The Mudcat Café TM
Thread #75501   Message #1327085
Posted By: George Papavgeris
15-Nov-04 - 04:28 AM
Thread Name: Weird and spooky songs (not in English)
Subject: RE: Weird and spooky songs (not in English)
There is a wonderful Greek traditional song (my guess is it's about 300 yrs old), which falls right into this category. I have it in my "future projects" to do an English-style ballad with it in translation, but haven't felt "ready" to have a crack at it yet.

It's called "Song of Constantine", and the story in the balled goes roughly as follows:

Constantine is the youngest of a widow's 9 sons; there is a young sister too, the apple of her mother's eye, who falls in love with a "foreigner" and wants to marry and go to "distant lands". Mother is against it, because she doen't want her daughter to go so far, and "what would happen if I am on my deathbed and cannot see her to say farewell". Constantine promises that he will go and fetch his sister, when the time comes. The sister marries and leaves.

Plague falls on the land. All 9 sons die from it, and the mother, herself on he deathbed, curses (dead) Constantine for having promised something that he now cannot deliver. A mother's curse being the strongest possible, it breaks Constantine's tombstone and he rises from the grave with his steed. Both look ghostly white, and kind of unwell, unsurprisingly.

Constantine rides to his sister's house to fetch her. She is puzzled by his looks, but he brushes he comments off with excuses (tired etc). She rides home with him, and on the way various animals, speaking with human voices (as is their wont) comment on this beautiful maiden riding with this corpse. Constantine keeps making excuses to his sister.

They make it to their mother's front door, where Constantine, having delivered on his promise, turns to dust with his steed, and his sister just makes it in time to say good bye to her dying mother.

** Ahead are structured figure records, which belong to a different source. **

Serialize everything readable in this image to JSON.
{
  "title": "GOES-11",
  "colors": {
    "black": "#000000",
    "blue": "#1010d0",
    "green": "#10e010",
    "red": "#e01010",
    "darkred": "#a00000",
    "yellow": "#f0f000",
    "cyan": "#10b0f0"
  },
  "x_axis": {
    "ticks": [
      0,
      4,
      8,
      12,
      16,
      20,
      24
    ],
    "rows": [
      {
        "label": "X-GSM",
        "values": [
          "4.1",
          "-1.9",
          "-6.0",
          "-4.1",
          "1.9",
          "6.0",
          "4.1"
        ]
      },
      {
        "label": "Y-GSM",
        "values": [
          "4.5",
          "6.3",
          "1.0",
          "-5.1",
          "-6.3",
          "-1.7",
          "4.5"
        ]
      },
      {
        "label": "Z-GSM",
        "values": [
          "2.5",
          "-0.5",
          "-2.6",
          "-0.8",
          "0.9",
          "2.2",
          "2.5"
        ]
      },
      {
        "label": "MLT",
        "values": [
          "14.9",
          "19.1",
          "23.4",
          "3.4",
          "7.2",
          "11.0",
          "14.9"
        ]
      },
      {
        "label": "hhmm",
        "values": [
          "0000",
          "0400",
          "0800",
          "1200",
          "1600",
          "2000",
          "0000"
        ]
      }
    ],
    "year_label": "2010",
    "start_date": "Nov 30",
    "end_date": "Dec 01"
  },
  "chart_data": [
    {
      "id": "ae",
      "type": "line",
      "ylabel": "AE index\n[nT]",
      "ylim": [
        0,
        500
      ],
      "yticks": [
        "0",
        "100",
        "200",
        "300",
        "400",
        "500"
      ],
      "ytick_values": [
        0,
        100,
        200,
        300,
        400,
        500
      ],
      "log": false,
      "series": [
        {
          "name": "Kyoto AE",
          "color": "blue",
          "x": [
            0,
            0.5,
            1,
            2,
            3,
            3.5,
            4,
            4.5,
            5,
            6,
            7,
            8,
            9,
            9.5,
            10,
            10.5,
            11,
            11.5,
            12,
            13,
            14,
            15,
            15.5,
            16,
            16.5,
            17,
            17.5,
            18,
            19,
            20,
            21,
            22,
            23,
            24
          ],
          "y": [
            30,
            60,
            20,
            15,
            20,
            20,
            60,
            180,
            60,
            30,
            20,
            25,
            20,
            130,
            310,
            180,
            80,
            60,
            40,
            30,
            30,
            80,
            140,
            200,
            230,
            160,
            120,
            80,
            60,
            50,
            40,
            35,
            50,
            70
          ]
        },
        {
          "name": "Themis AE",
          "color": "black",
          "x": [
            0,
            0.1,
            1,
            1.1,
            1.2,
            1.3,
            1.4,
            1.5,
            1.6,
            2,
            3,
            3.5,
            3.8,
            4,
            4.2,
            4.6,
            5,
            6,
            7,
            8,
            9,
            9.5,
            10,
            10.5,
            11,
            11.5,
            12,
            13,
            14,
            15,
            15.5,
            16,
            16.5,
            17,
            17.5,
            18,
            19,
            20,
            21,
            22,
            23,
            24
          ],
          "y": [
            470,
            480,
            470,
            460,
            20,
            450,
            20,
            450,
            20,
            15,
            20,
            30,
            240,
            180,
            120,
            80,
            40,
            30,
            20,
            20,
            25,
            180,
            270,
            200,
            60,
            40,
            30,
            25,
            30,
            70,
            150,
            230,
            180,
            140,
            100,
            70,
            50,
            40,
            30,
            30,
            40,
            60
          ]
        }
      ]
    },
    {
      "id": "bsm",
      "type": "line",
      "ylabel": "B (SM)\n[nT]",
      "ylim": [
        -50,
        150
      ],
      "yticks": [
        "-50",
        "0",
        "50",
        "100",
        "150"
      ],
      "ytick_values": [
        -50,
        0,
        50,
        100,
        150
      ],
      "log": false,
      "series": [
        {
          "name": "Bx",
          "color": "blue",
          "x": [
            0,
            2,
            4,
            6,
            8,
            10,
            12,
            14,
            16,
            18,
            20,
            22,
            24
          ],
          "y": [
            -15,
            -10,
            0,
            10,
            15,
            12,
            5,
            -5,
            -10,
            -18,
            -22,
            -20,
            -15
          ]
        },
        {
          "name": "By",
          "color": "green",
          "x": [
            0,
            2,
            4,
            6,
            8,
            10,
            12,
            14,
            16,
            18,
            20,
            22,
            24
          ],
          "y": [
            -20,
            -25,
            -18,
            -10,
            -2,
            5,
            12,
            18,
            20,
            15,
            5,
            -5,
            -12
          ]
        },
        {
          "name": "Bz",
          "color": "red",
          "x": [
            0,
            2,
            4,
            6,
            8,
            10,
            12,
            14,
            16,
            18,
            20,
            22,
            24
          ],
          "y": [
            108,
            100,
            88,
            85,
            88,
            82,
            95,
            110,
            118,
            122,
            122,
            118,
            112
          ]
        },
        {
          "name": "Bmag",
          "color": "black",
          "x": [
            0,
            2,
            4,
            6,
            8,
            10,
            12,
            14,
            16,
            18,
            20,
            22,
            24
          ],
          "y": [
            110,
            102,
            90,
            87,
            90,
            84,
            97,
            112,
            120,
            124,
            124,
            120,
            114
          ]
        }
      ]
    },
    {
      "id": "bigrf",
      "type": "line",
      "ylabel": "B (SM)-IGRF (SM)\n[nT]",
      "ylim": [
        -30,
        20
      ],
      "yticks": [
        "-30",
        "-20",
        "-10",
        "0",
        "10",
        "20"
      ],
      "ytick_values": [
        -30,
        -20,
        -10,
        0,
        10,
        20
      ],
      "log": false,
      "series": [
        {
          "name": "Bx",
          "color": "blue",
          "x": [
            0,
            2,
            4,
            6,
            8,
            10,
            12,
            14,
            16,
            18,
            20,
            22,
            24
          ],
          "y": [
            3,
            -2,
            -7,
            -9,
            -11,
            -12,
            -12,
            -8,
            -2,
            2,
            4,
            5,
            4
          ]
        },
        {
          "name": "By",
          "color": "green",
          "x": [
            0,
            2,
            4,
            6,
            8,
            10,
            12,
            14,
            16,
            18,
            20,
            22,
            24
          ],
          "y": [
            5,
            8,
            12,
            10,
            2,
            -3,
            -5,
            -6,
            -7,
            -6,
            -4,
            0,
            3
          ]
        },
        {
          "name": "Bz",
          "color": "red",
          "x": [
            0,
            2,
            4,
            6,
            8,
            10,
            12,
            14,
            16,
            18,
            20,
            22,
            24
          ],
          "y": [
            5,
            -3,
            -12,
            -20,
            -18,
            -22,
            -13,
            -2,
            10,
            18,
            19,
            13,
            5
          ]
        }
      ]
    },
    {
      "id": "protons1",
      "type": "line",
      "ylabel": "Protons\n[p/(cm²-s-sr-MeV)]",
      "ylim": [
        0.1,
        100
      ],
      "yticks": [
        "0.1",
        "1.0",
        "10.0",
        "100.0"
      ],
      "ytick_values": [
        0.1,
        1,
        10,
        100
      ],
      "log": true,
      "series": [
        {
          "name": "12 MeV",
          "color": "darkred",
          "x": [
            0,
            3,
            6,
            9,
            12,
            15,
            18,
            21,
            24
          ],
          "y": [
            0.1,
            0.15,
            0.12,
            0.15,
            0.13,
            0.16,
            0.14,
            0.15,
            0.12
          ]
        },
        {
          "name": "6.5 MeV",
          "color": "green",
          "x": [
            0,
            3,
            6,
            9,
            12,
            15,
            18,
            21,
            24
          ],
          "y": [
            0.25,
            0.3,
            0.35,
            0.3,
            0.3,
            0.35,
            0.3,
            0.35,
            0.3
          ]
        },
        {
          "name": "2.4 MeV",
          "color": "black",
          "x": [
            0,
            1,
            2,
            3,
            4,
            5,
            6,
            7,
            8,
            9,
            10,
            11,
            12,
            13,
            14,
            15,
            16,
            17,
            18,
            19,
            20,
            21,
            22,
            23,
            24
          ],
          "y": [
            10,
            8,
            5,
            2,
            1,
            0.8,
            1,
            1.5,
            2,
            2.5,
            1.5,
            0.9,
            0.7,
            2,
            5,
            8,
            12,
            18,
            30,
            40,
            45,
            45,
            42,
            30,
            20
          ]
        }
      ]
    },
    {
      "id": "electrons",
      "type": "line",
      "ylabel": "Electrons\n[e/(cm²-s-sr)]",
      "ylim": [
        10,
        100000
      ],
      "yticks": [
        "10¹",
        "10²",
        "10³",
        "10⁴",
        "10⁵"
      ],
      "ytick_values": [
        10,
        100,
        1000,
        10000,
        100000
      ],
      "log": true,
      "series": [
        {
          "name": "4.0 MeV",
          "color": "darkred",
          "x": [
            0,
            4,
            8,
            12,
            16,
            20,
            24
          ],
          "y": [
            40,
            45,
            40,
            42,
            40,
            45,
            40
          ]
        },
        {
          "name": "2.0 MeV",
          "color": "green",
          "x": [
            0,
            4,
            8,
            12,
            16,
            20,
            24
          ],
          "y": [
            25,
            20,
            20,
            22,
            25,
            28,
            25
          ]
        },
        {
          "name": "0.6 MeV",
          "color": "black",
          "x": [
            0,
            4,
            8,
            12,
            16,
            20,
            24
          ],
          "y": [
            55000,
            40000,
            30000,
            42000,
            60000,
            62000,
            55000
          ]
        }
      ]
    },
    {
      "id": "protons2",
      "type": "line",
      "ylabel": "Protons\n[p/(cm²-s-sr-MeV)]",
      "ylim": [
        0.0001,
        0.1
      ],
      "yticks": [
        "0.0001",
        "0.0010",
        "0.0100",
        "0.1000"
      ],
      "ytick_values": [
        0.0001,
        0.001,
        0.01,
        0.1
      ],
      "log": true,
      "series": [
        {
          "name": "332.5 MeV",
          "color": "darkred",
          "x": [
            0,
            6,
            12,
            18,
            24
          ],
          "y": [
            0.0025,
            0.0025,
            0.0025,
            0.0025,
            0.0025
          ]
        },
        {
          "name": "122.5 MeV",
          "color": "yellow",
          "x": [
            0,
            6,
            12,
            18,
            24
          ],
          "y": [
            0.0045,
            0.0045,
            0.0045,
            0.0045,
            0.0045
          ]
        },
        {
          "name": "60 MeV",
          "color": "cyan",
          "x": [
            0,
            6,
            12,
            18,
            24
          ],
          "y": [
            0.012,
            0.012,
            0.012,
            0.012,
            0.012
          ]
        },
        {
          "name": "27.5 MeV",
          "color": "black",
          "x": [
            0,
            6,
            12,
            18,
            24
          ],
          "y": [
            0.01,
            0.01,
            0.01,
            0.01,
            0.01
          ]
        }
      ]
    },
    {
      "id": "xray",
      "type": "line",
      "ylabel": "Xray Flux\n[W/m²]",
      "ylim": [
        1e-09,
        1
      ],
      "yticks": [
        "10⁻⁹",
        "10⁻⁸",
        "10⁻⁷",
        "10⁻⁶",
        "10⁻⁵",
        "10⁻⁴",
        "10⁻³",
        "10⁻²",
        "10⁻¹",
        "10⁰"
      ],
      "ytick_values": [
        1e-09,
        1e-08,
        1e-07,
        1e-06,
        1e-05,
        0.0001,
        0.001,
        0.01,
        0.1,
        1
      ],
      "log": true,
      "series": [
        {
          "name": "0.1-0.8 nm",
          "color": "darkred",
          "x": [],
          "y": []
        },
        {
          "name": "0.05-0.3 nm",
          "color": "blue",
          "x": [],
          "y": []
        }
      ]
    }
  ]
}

The story is straightforward enough, then (!). My problem with this is that in the original Greek there is some very strong imagery and wonderfully inventive use of language, and I want to somehow transfer that to the translation. Worth noting that this song has contributed no less than three commonly used proverbs/sayings to the contemporary Greek language. It's a bit of a Holy Grail therefore, and I won't touch it unless I feel confident I can do it justice.